Local young ladies would look forward to the weekends when a number of American forces would visit. The girls next door by the name of Ridley, considerably older than me, were recipients of nylons! A luxury indeed.

My father was in Air-Raid Precautions (ARP) in the Second World War. He and the local vicar would patrol the village at night to make sure there were no lights showing. I remember him coming home in shock, having had to reprimand one of the public houses for having an upstairs light on. Apparently, his advice to ‘draw the curtains’ was met with a reply in rather colourful language. This in itself was no shock – his shock was to hear the vicar reply in equally colourful language. My father was a churchwarden and was not used to such language from the vicar.

During the war we had an evacuee living with us from Ealing in London. She was the wife of a serving officer. We called her ‘Aunty’.

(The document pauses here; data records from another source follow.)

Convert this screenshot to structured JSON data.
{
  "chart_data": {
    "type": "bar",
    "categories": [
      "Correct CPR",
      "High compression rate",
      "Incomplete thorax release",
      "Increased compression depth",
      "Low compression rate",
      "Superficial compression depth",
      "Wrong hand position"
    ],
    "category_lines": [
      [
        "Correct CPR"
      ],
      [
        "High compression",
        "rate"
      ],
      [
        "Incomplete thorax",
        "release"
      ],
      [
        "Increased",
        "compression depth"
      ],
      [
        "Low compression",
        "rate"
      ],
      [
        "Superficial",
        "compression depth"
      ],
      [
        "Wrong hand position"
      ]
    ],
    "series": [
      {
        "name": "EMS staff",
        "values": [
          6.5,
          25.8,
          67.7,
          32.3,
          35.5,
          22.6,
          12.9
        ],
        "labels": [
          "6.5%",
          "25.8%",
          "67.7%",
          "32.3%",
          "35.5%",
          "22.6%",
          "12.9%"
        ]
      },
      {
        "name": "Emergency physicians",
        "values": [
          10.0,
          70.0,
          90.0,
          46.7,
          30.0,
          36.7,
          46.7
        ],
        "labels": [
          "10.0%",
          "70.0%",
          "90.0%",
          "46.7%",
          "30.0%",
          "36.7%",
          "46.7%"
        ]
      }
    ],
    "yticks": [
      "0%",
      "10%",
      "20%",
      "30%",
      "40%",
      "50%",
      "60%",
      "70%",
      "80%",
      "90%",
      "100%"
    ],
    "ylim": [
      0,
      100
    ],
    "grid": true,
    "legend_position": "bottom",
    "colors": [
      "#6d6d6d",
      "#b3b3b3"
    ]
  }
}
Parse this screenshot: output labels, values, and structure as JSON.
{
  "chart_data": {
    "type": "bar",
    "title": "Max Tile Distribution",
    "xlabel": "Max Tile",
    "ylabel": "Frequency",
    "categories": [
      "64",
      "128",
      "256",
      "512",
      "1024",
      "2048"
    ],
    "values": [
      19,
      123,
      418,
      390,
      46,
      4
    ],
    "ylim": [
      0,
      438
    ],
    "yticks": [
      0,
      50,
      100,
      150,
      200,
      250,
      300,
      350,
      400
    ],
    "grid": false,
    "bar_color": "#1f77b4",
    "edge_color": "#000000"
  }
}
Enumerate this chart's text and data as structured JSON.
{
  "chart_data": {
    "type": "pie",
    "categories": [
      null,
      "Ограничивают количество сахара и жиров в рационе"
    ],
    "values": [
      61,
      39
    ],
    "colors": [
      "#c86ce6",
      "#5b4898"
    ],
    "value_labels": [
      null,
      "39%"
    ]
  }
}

We regularly went collecting rosehips which were sent off to make rosehip syrup. We also went blackberry picking, which mother made into jam.

When walking to Grandpa’s farm at Handsacre, we often helped bring in the cows for milking at the farm next to the Chadwick Arms.

My grandparents both passed away in 1946 and I can still remember the church bell being tolled to mark their passing. A regular occurrence in the old days was to ring the church bell when a parishioner had passed away.

On the passing of my grandparents, we moved to Pipe Place Farm at Handsacre. My first memory here was the Green Bus from Rugeley that crashed through the Iron Bridge into the Trent killing one of the villagers.

I have fond memories of the garden parties held at various places in the village to raise funds for the church, etc. We used to help, including changing the Ladies and Gents signs round one night to confuse the visitors!